La madrugada del veinticinco de diciembre del setenta y cuatro, Liberto Seisdedos tomó las de Villadiego descolgándose por las sábanas anudadas de su litera. Había elegido ese día porque no aguantaba ni un minuto más toda aquella miseria e hipocresía que solían derrochar durante esas fechas los guardianes de su libertad, los mismos que el resto del año no dudaban en descargar los malhumores y tensiones en su carne infantil, ensañándose contra él hasta amoratarle el alma.

Mientras en los hogares se iluminaban los abetos hasta la copa y los niños soñaban con los regalos que les traería el barbudo de las nieves en su trineo volador, Liberto Seisdedos corría contra el viento hacia la ansiada libertad. Además, el relente de aquella noche despoblada de estrellas, que hacía tiritar al más cebado de los mortales, le garabateaba la piel sin compasión. Si no le hubieran socorrido aquellos dos gitanillos que regresaban a sus chabolas cargados con las ambrosías ganadas con el esfuerzo de su labia, sólo Dios sabría de su paradero. 

Liberto Seisdedos yació, con un pie en este mundo y con el otro en el más allá, en un camastro de borra que le preparó Casilda, la viuda de un hojalatero bebedor y pendenciero que le había dejado ocho retoños que eran su vivo retrato. La tía Casilda, como le llamaban sus comadres, tenía un corazón que no le cabía en el pecho y un coraje que contrastaba con su grácil figura. Toda una vida de calamidades, le había ido sumando agallas sin restarle sentimientos. Por eso, al ver a Liberto Seisdedos congelado, casi cadavérico, le hizo un hueco en la chabola que mantenía como los chorros del oro. "Donde cabemos nueve, cabremos diez", le dijo a una gitana entrometida y marimandona.

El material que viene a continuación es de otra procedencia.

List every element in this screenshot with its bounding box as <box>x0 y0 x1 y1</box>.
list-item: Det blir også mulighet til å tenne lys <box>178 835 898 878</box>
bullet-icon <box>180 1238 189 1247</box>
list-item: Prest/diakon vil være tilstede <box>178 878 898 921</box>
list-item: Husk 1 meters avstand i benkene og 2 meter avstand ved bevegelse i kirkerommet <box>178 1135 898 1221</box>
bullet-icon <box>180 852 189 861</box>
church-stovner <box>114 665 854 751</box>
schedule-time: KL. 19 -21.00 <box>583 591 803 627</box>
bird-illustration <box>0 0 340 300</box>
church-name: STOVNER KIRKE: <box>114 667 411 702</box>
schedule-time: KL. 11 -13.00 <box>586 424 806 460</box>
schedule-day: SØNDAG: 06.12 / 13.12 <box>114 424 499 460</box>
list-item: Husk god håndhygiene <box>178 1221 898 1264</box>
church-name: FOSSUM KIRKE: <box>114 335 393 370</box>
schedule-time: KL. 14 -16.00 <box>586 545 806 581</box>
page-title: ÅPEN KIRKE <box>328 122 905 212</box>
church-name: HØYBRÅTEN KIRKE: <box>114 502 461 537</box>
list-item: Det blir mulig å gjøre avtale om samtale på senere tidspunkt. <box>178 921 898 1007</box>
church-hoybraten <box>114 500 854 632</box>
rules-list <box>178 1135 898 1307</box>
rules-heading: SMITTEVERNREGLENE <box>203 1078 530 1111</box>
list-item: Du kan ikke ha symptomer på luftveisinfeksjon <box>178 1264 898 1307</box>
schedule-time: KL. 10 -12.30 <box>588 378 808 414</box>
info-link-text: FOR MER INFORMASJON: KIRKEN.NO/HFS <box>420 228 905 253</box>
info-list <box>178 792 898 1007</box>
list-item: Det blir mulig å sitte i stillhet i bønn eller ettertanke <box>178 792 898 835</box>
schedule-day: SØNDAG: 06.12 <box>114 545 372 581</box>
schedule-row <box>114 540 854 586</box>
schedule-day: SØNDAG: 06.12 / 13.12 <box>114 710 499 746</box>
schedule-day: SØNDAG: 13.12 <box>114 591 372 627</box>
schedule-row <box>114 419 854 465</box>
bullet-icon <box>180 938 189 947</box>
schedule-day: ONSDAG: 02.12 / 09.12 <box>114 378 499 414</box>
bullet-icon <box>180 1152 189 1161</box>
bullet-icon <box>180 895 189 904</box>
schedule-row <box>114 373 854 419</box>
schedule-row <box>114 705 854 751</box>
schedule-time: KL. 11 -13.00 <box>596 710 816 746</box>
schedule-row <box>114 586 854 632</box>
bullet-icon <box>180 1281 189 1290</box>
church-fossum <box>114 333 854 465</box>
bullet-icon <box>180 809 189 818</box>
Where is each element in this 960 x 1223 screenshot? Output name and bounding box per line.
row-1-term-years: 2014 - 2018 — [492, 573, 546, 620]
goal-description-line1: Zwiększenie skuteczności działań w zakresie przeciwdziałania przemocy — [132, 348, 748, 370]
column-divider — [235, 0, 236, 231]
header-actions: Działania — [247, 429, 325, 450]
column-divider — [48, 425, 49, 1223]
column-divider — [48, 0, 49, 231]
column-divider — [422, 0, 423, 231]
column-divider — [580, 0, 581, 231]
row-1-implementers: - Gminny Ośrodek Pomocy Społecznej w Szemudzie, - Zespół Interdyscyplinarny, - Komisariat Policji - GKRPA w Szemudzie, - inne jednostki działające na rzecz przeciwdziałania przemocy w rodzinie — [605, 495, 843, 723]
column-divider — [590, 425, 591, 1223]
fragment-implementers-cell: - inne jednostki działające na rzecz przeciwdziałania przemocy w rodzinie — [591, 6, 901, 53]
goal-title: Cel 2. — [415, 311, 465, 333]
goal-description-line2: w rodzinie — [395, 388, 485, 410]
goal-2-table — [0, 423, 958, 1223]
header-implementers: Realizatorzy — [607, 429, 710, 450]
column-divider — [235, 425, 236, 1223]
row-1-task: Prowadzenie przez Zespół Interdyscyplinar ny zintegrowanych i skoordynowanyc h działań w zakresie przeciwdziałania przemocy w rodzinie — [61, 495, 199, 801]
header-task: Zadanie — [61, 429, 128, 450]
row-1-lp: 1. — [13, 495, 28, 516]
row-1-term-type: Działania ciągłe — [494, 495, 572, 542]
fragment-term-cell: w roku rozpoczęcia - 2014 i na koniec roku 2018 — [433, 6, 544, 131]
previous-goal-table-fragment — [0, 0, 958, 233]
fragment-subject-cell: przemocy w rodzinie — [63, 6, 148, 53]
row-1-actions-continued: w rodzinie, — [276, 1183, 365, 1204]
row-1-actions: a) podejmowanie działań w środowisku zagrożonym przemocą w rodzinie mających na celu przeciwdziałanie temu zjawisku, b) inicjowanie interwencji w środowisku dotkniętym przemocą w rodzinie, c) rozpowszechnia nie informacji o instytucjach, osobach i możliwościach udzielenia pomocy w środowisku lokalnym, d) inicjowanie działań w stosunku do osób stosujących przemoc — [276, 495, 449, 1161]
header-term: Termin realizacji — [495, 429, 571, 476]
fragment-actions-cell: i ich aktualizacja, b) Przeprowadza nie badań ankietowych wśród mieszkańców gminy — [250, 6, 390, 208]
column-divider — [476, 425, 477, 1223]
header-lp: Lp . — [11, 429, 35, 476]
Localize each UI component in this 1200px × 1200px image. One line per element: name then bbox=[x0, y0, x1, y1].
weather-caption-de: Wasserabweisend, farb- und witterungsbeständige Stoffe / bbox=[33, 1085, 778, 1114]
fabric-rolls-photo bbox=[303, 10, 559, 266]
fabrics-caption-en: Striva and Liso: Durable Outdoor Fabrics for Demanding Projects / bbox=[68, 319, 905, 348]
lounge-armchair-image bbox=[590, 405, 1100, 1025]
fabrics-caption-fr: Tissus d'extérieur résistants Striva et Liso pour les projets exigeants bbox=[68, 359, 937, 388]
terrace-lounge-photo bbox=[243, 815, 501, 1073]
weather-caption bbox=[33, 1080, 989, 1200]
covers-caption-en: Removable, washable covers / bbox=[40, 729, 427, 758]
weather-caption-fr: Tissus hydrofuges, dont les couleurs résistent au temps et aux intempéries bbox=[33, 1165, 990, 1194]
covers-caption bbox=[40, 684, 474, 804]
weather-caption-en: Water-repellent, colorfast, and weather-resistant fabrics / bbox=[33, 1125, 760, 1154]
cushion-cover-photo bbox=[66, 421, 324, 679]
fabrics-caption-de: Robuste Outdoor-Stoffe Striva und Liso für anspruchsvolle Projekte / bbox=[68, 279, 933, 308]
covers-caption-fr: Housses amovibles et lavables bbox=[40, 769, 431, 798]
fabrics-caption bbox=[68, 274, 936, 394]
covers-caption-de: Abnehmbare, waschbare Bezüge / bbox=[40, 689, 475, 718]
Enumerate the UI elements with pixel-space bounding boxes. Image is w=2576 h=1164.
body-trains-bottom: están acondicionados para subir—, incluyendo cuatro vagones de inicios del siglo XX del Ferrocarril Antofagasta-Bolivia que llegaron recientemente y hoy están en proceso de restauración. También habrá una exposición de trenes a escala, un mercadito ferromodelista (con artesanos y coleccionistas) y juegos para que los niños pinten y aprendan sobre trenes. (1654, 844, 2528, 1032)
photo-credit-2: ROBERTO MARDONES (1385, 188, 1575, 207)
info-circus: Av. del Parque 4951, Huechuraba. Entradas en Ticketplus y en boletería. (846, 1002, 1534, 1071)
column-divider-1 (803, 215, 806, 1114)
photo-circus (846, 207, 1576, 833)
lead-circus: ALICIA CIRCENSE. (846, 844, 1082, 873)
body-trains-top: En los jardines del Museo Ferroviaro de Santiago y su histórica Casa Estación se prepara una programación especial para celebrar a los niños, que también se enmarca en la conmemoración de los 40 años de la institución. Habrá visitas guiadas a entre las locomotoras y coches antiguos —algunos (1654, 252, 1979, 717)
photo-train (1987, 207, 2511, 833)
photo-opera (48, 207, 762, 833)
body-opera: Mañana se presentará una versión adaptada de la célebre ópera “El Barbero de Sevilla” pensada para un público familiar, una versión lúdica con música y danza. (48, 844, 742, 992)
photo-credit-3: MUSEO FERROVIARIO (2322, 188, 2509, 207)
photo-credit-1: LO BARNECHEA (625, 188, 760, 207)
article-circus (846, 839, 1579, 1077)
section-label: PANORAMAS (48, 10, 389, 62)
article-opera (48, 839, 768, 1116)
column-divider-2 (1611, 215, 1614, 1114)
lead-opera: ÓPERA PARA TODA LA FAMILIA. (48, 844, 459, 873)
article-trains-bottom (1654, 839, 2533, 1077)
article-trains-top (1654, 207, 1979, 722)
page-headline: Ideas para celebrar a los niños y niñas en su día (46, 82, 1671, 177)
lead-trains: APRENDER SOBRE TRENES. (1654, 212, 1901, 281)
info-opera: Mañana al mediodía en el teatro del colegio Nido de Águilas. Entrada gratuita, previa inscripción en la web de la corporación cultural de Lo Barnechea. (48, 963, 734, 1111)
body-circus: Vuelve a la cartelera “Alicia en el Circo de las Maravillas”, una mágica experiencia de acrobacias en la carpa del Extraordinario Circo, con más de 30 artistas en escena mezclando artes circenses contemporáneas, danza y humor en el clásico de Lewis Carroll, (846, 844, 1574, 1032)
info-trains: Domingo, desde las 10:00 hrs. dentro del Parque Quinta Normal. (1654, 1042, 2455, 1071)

Durante los tres días que Liberto Seisdedos se debatió entre la vida y la muerte, algunas gitanas viejas se turnaron para cuidarle con mimo: la presencia del niño revivió en ellas el instinto maternal que la menopausia les había mermado años atrás.

Al cabo de una semana, a Liberto Seisdedos se le arrugó el corazón al despedirse de aquellas viejecitas que lloriqueaban por su marcha pero, sobre todo, se le partió el alma al besar a la tía Casilda, aquella mujer de ojos negros cargados de sufrimiento.

En mil novecientos ochenta y dos me enteré por una Asistente Social que Liberto Seisdedos -el adolescente que yo había conocido seis años atrás en un bar de Cimadevilla- estaba preso. 

Un mes después conseguí comunicar con él haciéndome pasar por su novia. En un cuartucho de mala muerte, Liberto Seisdedos me contó, entre sollozos, el relato de un hombre a quien no quería parecerse porque le recordaba demasiado a sí mismo.
 


Me fui de la cárcel con el alma partida en dos, pero continué mi vida hasta que un día de agosto del ochenta y cinco, una noticia en el periódico local me puso la piel de gallina: Liberto Seisdedos se había despedido de este mundo gracias a una sobredosis de heroína.

He decidido narrar este hecho en homenaje a Liberto Seisdedos, un joven que halló la libertad tras descolgarse de la vida.